Regulation of virulence gene expression in Streptococcus pyogenes: determinants of differential mRNA decay

Abstract

Differential mRNA stability is an important mechanism for regulation of virulence factors in Streptococcus pyogenes (group A streptococcus, GAS), a serious and prevalent human pathogen. We have described 2 Classes of mRNA in GAS that are distinguishable by 1) stability in the stationary phase of growth, 2) kinetics of decay in exponential phase, and 3) effect of depletion of RNases J1 and J2 and polynucleotide phosphorylase (PNPase) on decay in exponential phase.

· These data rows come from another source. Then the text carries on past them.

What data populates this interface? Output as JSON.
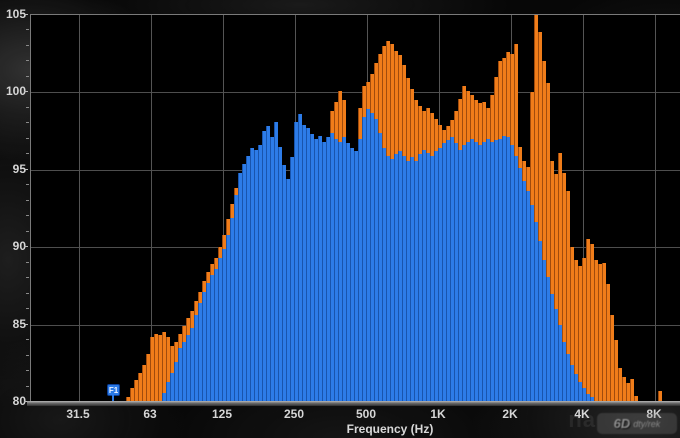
{
  "chart_data": {
    "type": "bar",
    "title": "",
    "xlabel": "Frequency (Hz)",
    "x_scale": "log-octave",
    "x_tick_labels": [
      "31.5",
      "63",
      "125",
      "250",
      "500",
      "1K",
      "2K",
      "4K",
      "8K"
    ],
    "x_tick_freqs_hz": [
      31.5,
      63,
      125,
      250,
      500,
      1000,
      2000,
      4000,
      8000
    ],
    "y_ticks": [
      80,
      85,
      90,
      95,
      100,
      105
    ],
    "ylim": [
      80,
      105
    ],
    "grid": true,
    "colors": {
      "background": "#000000",
      "grid": "#4e4e4e",
      "orange": "#f07d1a",
      "orange_edge": "#a04c0d",
      "blue": "#2d7ce8",
      "blue_edge": "#1955ad"
    },
    "series": [
      {
        "name": "orange-spectrum",
        "color": "#f07d1a",
        "values": [
          null,
          null,
          null,
          null,
          null,
          null,
          null,
          null,
          null,
          null,
          null,
          null,
          null,
          null,
          null,
          null,
          null,
          null,
          null,
          null,
          null,
          null,
          null,
          null,
          80.3,
          80.9,
          81.4,
          81.9,
          82.4,
          83.1,
          84.2,
          84.4,
          84.3,
          84.5,
          84.2,
          83.6,
          83.9,
          84.4,
          84.9,
          85.4,
          85.9,
          86.5,
          87.1,
          87.8,
          88.4,
          88.9,
          89.3,
          90.0,
          90.8,
          91.8,
          92.8,
          93.8,
          94.7,
          95.3,
          95.9,
          96.2,
          96.0,
          96.3,
          97.2,
          97.5,
          96.8,
          97.8,
          96.2,
          95.0,
          94.2,
          95.5,
          97.8,
          98.2,
          97.6,
          97.4,
          97.0,
          96.7,
          96.9,
          96.5,
          96.8,
          98.8,
          99.4,
          100.1,
          99.5,
          95.0,
          94.2,
          94.6,
          99.0,
          100.4,
          100.7,
          101.2,
          101.9,
          102.5,
          103.0,
          103.3,
          103.1,
          102.7,
          102.4,
          101.8,
          100.9,
          100.2,
          99.5,
          99.1,
          98.8,
          99.0,
          98.7,
          98.3,
          97.9,
          97.6,
          97.8,
          98.2,
          98.8,
          99.6,
          100.4,
          100.1,
          99.8,
          99.5,
          99.3,
          99.4,
          99.0,
          99.8,
          101.0,
          102.0,
          102.2,
          102.6,
          102.5,
          103.1,
          96.5,
          95.6,
          95.2,
          100.0,
          105.0,
          103.9,
          102.0,
          100.6,
          95.6,
          94.7,
          96.1,
          94.8,
          93.6,
          90.0,
          89.2,
          88.8,
          89.3,
          90.5,
          90.2,
          89.2,
          88.9,
          89.0,
          87.6,
          85.6,
          84.0,
          82.2,
          81.6,
          81.2,
          81.5,
          80.4,
          null,
          null,
          null,
          null,
          null,
          80.7,
          null,
          null,
          null,
          null,
          null
        ]
      },
      {
        "name": "blue-spectrum",
        "color": "#2d7ce8",
        "values": [
          null,
          null,
          null,
          null,
          null,
          null,
          null,
          null,
          null,
          null,
          null,
          null,
          null,
          null,
          null,
          null,
          null,
          null,
          null,
          null,
          null,
          null,
          null,
          null,
          null,
          null,
          null,
          null,
          null,
          null,
          null,
          null,
          null,
          80.6,
          81.3,
          81.9,
          82.6,
          83.5,
          83.9,
          84.3,
          84.8,
          85.6,
          86.4,
          87.1,
          87.7,
          88.2,
          88.6,
          89.3,
          89.9,
          90.8,
          91.9,
          93.4,
          94.8,
          95.4,
          95.9,
          96.4,
          96.3,
          96.6,
          97.5,
          97.8,
          97.1,
          98.1,
          96.5,
          95.3,
          94.4,
          95.8,
          98.1,
          98.6,
          97.9,
          97.7,
          97.3,
          97.0,
          97.2,
          96.8,
          97.1,
          97.4,
          97.0,
          96.8,
          97.1,
          96.7,
          96.4,
          96.2,
          97.0,
          98.4,
          98.9,
          98.7,
          98.3,
          97.4,
          96.4,
          95.9,
          95.7,
          96.0,
          96.2,
          95.9,
          95.6,
          95.8,
          95.6,
          96.0,
          96.3,
          96.1,
          95.9,
          96.2,
          96.4,
          96.7,
          96.9,
          97.1,
          96.7,
          96.3,
          96.6,
          96.8,
          97.0,
          96.8,
          96.6,
          96.8,
          97.0,
          96.8,
          96.9,
          97.0,
          97.2,
          97.1,
          96.6,
          95.9,
          95.1,
          94.3,
          93.6,
          92.7,
          91.6,
          90.4,
          89.2,
          88.1,
          87.0,
          86.0,
          85.0,
          83.9,
          83.1,
          82.4,
          81.8,
          81.3,
          80.9,
          80.5,
          80.3,
          null,
          null,
          null,
          null,
          null,
          null,
          null,
          null,
          null,
          null,
          null,
          null,
          null,
          null,
          null,
          null,
          null,
          null,
          null,
          null,
          null,
          null
        ]
      }
    ],
    "marker": {
      "label": "F1",
      "color": "#2a79e6"
    },
    "watermark": {
      "ghost": "na",
      "logo": "6D",
      "text": "dty/rek"
    }
  }
}
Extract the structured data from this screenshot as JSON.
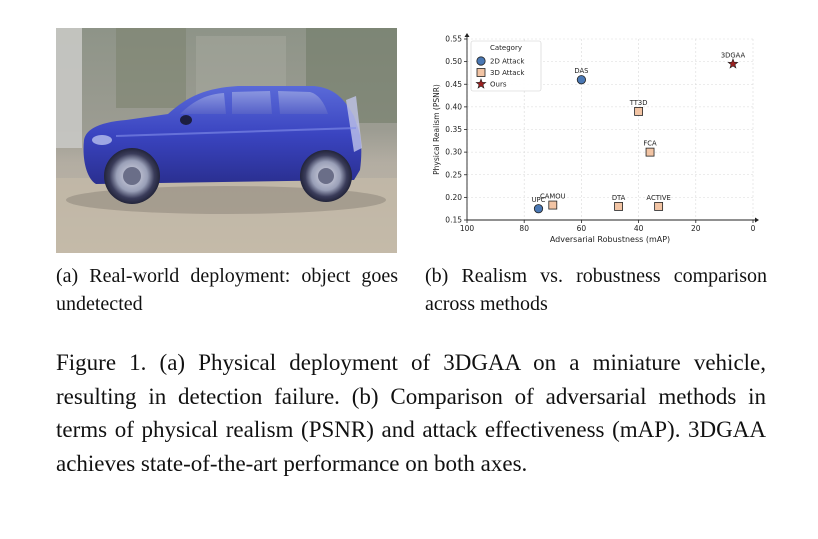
{
  "panel_a": {
    "caption": "(a) Real-world deployment: object goes undetected"
  },
  "panel_b": {
    "caption": "(b) Realism vs. robustness comparison across methods"
  },
  "figure_caption": "Figure 1. (a) Physical deployment of 3DGAA on a miniature vehicle, resulting in detection failure. (b) Comparison of adversarial methods in terms of physical realism (PSNR) and attack effectiveness (mAP). 3DGAA achieves state-of-the-art performance on both axes.",
  "chart_data": {
    "type": "scatter",
    "xlabel": "Adversarial Robustness (mAP)",
    "ylabel": "Physical Realism (PSNR)",
    "xlim": [
      100,
      0
    ],
    "ylim": [
      0.15,
      0.55
    ],
    "x_inverted": true,
    "grid": true,
    "xticks": [
      "100",
      "80",
      "60",
      "40",
      "20",
      "0"
    ],
    "yticks": [
      "0.15",
      "0.20",
      "0.25",
      "0.30",
      "0.35",
      "0.40",
      "0.45",
      "0.50",
      "0.55"
    ],
    "legend": {
      "title": "Category",
      "placement": "top-left",
      "entries": [
        "2D Attack",
        "3D Attack",
        "Ours"
      ]
    },
    "series": [
      {
        "name": "2D Attack",
        "marker": "circle",
        "color": "#4a78b4",
        "points": [
          {
            "label": "DAS",
            "x": 60,
            "y": 0.46
          },
          {
            "label": "UPC",
            "x": 75,
            "y": 0.175
          }
        ]
      },
      {
        "name": "3D Attack",
        "marker": "square",
        "color": "#f2c4a4",
        "points": [
          {
            "label": "TT3D",
            "x": 40,
            "y": 0.39
          },
          {
            "label": "FCA",
            "x": 36,
            "y": 0.3
          },
          {
            "label": "CAMOU",
            "x": 70,
            "y": 0.183
          },
          {
            "label": "DTA",
            "x": 47,
            "y": 0.18
          },
          {
            "label": "ACTIVE",
            "x": 33,
            "y": 0.18
          }
        ]
      },
      {
        "name": "Ours",
        "marker": "star",
        "color": "#9b2020",
        "points": [
          {
            "label": "3DGAA",
            "x": 7,
            "y": 0.495
          }
        ]
      }
    ]
  }
}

We discuss features of the structure of an mRNA that appear to be important for determining the Class to which it belongs and present a model to explain differential mRNA decay.

Figure 1

Models for exponential phase mRNA decay in GAS. (A) The 5′ end of Class I mRNA (shown in blue) makes it a good substrate for RNase J1 and/or RNase J2 (blue pacman). Cleavage is most likely initiated by endonucleolytic activity of these RNases, which produces two type of products. One has an accessible 3′-end and is subject to digestion by 3′-to-5′ exonucleases (red pacman) and the other has a 5′-monophosphate which makes it a good substrate for the 5′-to-3′ exonucleolytic activity of the J RNases. (B) Class II mRNA (shown in red) is less sensitive to the J RNases, so cleavage of these mRNAs does not begin until Class I messages are depleted, freeing RNase J1 and J2 to bind to Class II mRNAs. Cleavage of Class II mRNAs is initiated endonucleolytically by the J RNases, releasing products similar to those produced from Class I mRNAs. These products are degraded 5′-to-3′ by RNase J1 and J2 and 3′-to-5′ by the 3′-to-5′ exonucleases, predominantly PNPase.

Figure 2

Decay rates of chimeric messages. The sag transcript is represented in red and the has transcript in blue. All transcripts are produced from Psag. The 5′-UTR begins with the transcription start, includes the ribosome binding site and ends just upstream of the translation initiation codon. The next segment starts with the translation initiation codon (AUG for sag and GUG for has), ends with the translation stop codon and comprises sagA for sag or hasABC for has. The 3′-UTR starts immediately after the translation stop codon and includes the predicted transcription pause site for sag or transcription terminator for has (lollipop). The messages were assembled using overlapping PCR and cloned under the Psag promoter (bent arrow) into plasmid pJRS9508 to generate plasmids: (1) pJRS2187; (2) pJRS1293, (3) pEU7745; (4) pEU7748; (5) pEU7753; (6) pEU7754. The chimeric constructs were expressed in the GAS strain JRS1288 (Δcov Δsag MGAS315) as described. GAS was grown to 1 hour into stationary phase in Todd Hewitt broth with pH adjusted to 7.5 with 100 mM HEPES, transcription was stopped by addition of rifampicin to the culture and RNA was isolated from cells collected at four to six consequent time points after rifampicin addition as described. The amounts for sag and has messages in each RNA sample were determined by Q-RT-PCR (four technical replicates for each sample) with primers designed to detect the middle part of the translated portion for sagA or hasA mRNA. RNA isolated from at least two independent cultures was used for Q-RT-PCR for constructs 1 to 5 and from a single culture for construct 6. Decay rates were confirmed using northern blot analysis, for constructs in lines 1, 2 and 4.